Yine ülkemizin ekonomi, ticaret dâhil birçok sektöründe bulunan kayıt dışılıkta Niğde tarımının gelişmesinde en önemli sorunların başında gelmektedir. Bu sorunu patates üretiminde belki elli yıldır yaşıyoruz. Devlet teşviklerinden daha fazla faydalanmak için patates ektiğimiz tarlayı örneğin fasulye ekmiş gibi gösteriyoruz. Belki küçük çapta küçük paralar kazanmış gibi görünsek te aslında ülke genelinde ve ilimiz özelinde birçok kayıplar vermekteyiz. Devlet patates ile ilgili planlama yaparken iç piyasanın tüketeceği patates miktarını, ihracat yapabilecek patates miktarı hesaplamaktadır. Bizler ÇKS dediğimiz Çiftçi Kayıt Sisteminde devlete yanlış beyanlar verdiğimizde devlette haliyle yanlış hesaplama ve planlama yapacaktır. Bu durum her iki üç yılda karşılaştığımız patatesin maliyetinin altında satılmasına ve üreticinin elinde kalmasına sebebiyet verecektir. Demek ki küçük çıkarlar büyük başarıların önünde en büyük engel olarak devam etmektedir. Yine her üründe olduğu üzere tarladan metrekareye düşen ürün miktarını arttırmak için ihtiyaçtan fazla gübre, zirai ilaç ve hormon benzeri insan sağlığına zararlı ve üretilen ürünün kalitesini bozacak üretim yapmanın yarışına girmekteyiz. Bunula ilgili yasal düzenlemeler yapılmalı ve çiftçiler bu konuda eğitilmelidir.

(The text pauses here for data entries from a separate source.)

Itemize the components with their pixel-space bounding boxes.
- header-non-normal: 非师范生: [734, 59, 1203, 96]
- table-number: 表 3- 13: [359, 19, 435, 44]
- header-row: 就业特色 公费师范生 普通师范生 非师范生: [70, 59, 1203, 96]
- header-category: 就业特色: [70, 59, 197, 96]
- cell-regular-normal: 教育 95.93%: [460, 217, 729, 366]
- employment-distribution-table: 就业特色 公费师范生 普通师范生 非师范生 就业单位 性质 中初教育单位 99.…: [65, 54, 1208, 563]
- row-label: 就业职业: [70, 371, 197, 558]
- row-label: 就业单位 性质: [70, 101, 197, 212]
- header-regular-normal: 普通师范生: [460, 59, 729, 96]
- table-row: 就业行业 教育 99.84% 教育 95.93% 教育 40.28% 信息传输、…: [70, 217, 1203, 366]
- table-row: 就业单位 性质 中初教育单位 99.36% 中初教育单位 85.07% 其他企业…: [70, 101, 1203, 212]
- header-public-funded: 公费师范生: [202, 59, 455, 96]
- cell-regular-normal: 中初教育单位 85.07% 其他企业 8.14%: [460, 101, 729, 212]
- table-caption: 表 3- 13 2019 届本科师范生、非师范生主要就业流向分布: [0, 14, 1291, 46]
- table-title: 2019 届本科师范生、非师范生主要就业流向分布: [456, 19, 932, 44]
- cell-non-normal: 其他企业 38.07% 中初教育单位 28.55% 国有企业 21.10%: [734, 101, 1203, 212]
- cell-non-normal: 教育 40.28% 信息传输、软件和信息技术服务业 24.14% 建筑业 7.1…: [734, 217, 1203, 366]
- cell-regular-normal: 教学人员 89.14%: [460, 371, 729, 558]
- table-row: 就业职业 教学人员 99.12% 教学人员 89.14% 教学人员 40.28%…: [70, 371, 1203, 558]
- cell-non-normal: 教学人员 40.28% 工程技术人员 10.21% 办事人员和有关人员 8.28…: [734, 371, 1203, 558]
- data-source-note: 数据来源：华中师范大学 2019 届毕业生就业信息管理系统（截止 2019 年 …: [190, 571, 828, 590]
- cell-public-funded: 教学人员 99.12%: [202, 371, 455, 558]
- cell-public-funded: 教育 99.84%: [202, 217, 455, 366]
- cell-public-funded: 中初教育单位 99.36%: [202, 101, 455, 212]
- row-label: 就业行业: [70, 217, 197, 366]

Tarımda karşılaşılan büyük bir sorunda tek bir ürüne odaklaşmaktansa küçük ama birçok ürünü üretmenin yoluna gidilmesidir. Mesela Dikilitaş köyünde herhangi bir çiftçiye baktığımızda evinde beş baş inek, yirmi beş baş koyun, bir düzüne kümes hayvanı, yirmi dekar buğday, on dekar patates, beş dekar elma üretimi yapabilmektedir. Bu örnekten yola çıkarsak bu çiftçimiz elindeki sermayesini alet ve edevatını mesaisini farklı farklı ürünlere harcıyor ve hepsinden az üretim yaptığı için beklediği ticari kazancı elde edememektedir. Peki, çözüm nedir? Çözüm; elinde bulunan toprağın özelliklerine, demirbaşlarına ve ürettiği ürünün pazarına göre bir ürün belirleyerek o üründen daha verimli, daha kaliteli, daha fazla ve daha kazançlı bir şekilde üretim yapmasıdır. Bu durum özelde çiftçinin kendisine, genelde iline ve ülkesine katma değer sağlayacaktır. Harekete geçirilmesi gereken bir başka konu ise Tarım İl Müdürlüğünde, Orman İl Müdürlüğünde, Patates Araştırma Enstitüsü Müdürlüğünde ve bunların varsa ilçe müdürlüklerinde görevli Ziraat Mühendisleri, Gıda Mühendisleri, Veteriner Hekimler, bunlarla birlikte teknikerler ve teknisyenler sahaya sürülmelidir. Sahada özellikle kış aylarında kasaba ve köylerde kahvehanelerde ve sosyal tesislerde kadın ve erkek çiftçilere eğitimler verilmelidir. Baha ayı ile birlikte sahaya çıkılmalı çiftçilere tohum seçiminden zirai ilaç seçimine, sulamadan, gübrelemeye ve hasada kadar üretimi takip etmeli, kayıt altına almalı ve çiftçilere danışmanlık hizmeti vermelilerdir.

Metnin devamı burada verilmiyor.